Bernhard no sólo especuló con la negación total de lo dado, sino que también la asumió como
forma de vida sin perder los papeles por el camino. Algunos escritores se han asfixiado con sólo atisbar tal posibilidad (por ejemplo, Sylvia Plath), y los que se han zambullido en ella han acabado inventándose salvoconductos de todas clases. Los ejemplos serían incontables (Huysmans y su cristianismo redentor, Henry Miller y su erotismo-salvación), pero Artaud los resume a todos: aspirante a radical supremo, no lo soportó y tuvo que inventarse sus indígenas mexicanos hasta rendirse a la locura, salida decorosa que el sistema habilita para sus irrecuperables. Bernhard, bastante más inteligente y honesto, no se dejó seducir por paraísos artificiales ni por entelequias esperanzadoras. Se limitó a seguir el árido sendero de la racionalidad crítica y estricta que, como es sabido, revela infaliblemente, además de la fragilidad y extrañeza del hombre en un entorno ajeno y amenazador, la ridiculez de los fantoches y normas de este mundo: por un lado, la naturaleza, ciclo ciego y monstruoso que todo lo engulle, antítesis de la libertad y fuente de locura y suicidio en casi toda la obra bernhardiana; por el otro, la opresión agobiante y destructora de los Estados e instituciones sociales (todas embrutecedoras y siniestras, desde la familia hasta el vecindario rural). En medio de esas fuerzas aniquiladoras, el ser humano, hostigado por su finitud, por la enfermedad y su sed de absoluto, posee un único terreno propiamente suyo: el arte y la palabra. Una franja muy estrecha en la que todos los personajes de Bernhard (y él mismo) se la juegan al todo o nada, generalmente perdiendo pero de todos modos intentándolo una y otra vez.

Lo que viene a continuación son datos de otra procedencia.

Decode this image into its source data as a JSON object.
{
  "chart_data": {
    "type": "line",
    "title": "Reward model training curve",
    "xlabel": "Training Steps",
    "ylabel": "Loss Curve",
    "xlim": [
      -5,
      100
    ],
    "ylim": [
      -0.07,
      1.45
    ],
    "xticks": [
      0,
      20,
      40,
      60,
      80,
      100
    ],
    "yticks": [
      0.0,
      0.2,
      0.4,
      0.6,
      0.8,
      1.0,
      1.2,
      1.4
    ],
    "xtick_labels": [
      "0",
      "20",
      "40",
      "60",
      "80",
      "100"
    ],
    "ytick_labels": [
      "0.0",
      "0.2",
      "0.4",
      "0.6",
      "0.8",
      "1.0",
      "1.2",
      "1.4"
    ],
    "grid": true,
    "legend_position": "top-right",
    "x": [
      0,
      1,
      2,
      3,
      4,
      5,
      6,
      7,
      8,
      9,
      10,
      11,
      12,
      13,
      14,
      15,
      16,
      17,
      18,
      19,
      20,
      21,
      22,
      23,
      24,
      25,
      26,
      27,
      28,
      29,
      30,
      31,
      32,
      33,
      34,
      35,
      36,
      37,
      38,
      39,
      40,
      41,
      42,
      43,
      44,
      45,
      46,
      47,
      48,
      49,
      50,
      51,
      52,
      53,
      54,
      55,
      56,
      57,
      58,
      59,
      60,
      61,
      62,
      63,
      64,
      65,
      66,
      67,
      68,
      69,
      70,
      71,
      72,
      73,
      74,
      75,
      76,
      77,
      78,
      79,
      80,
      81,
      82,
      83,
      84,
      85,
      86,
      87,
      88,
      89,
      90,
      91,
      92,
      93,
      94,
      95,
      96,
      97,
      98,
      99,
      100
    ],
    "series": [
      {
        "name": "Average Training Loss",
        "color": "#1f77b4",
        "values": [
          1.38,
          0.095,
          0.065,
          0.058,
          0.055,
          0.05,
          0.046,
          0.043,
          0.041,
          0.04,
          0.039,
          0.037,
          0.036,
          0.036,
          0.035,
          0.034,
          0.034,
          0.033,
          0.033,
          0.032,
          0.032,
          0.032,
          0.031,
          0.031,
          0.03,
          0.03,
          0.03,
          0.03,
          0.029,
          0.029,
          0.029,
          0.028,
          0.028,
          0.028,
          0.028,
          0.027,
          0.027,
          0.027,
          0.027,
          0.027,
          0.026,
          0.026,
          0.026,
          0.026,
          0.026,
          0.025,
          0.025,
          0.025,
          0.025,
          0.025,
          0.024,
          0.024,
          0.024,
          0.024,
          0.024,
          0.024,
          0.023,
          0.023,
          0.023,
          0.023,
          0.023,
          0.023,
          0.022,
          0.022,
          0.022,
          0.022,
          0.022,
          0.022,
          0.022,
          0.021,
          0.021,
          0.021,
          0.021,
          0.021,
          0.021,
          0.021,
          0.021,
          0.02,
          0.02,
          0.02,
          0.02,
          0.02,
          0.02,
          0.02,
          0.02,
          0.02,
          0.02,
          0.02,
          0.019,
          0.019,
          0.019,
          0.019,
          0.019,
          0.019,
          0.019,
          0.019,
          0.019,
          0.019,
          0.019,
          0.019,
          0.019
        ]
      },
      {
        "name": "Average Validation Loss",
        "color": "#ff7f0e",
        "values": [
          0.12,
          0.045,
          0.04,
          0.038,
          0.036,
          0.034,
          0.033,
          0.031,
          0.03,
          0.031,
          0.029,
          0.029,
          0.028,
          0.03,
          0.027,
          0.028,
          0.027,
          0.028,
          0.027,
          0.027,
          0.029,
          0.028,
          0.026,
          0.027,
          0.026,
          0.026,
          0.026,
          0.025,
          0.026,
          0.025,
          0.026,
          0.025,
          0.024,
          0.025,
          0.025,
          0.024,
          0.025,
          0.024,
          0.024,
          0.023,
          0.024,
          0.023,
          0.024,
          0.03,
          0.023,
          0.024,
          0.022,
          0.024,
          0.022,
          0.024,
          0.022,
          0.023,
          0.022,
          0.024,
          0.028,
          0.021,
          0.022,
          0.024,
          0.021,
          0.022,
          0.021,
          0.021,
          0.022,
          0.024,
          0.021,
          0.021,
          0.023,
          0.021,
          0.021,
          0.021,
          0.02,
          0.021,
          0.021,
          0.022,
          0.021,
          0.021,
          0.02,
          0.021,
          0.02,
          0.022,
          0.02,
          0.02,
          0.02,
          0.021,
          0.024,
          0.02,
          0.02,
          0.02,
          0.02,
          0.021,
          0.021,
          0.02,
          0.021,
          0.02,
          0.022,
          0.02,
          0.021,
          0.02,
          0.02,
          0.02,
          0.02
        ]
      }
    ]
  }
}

Para Bernhard, la música era el arte supremo (“escribir prosa tiene que ver siempre con la
musicalidad”, “el arte consiste sólo en tocar cada vez mejor el instrumento que se ha elegido”), pero su instrumento fue la palabra, cuyas posibilidades indagó a fondo, y a partir de la novela Helada (1963) fue perfeccionando una poética que, al contrario de la tradicional, no va hacia la musicalidad de las imágenes y las metáforas, lugar ya anquilosado por el lenguaje convencional, sino hacia las ideas y los conceptos, configurando así una genuina música de las ideas. Y al compás envolvente de esa música fue arrancando los mojones con que la insaciable normalidad ha delimitado el pensamiento, ese territorio privilegiado para ejercer la libertad e intentar arañar la verdad, aunque ésta resulte dolorosa y casi siempre insoportable. Y no tuvo reparos en experimentarlo en carne propia.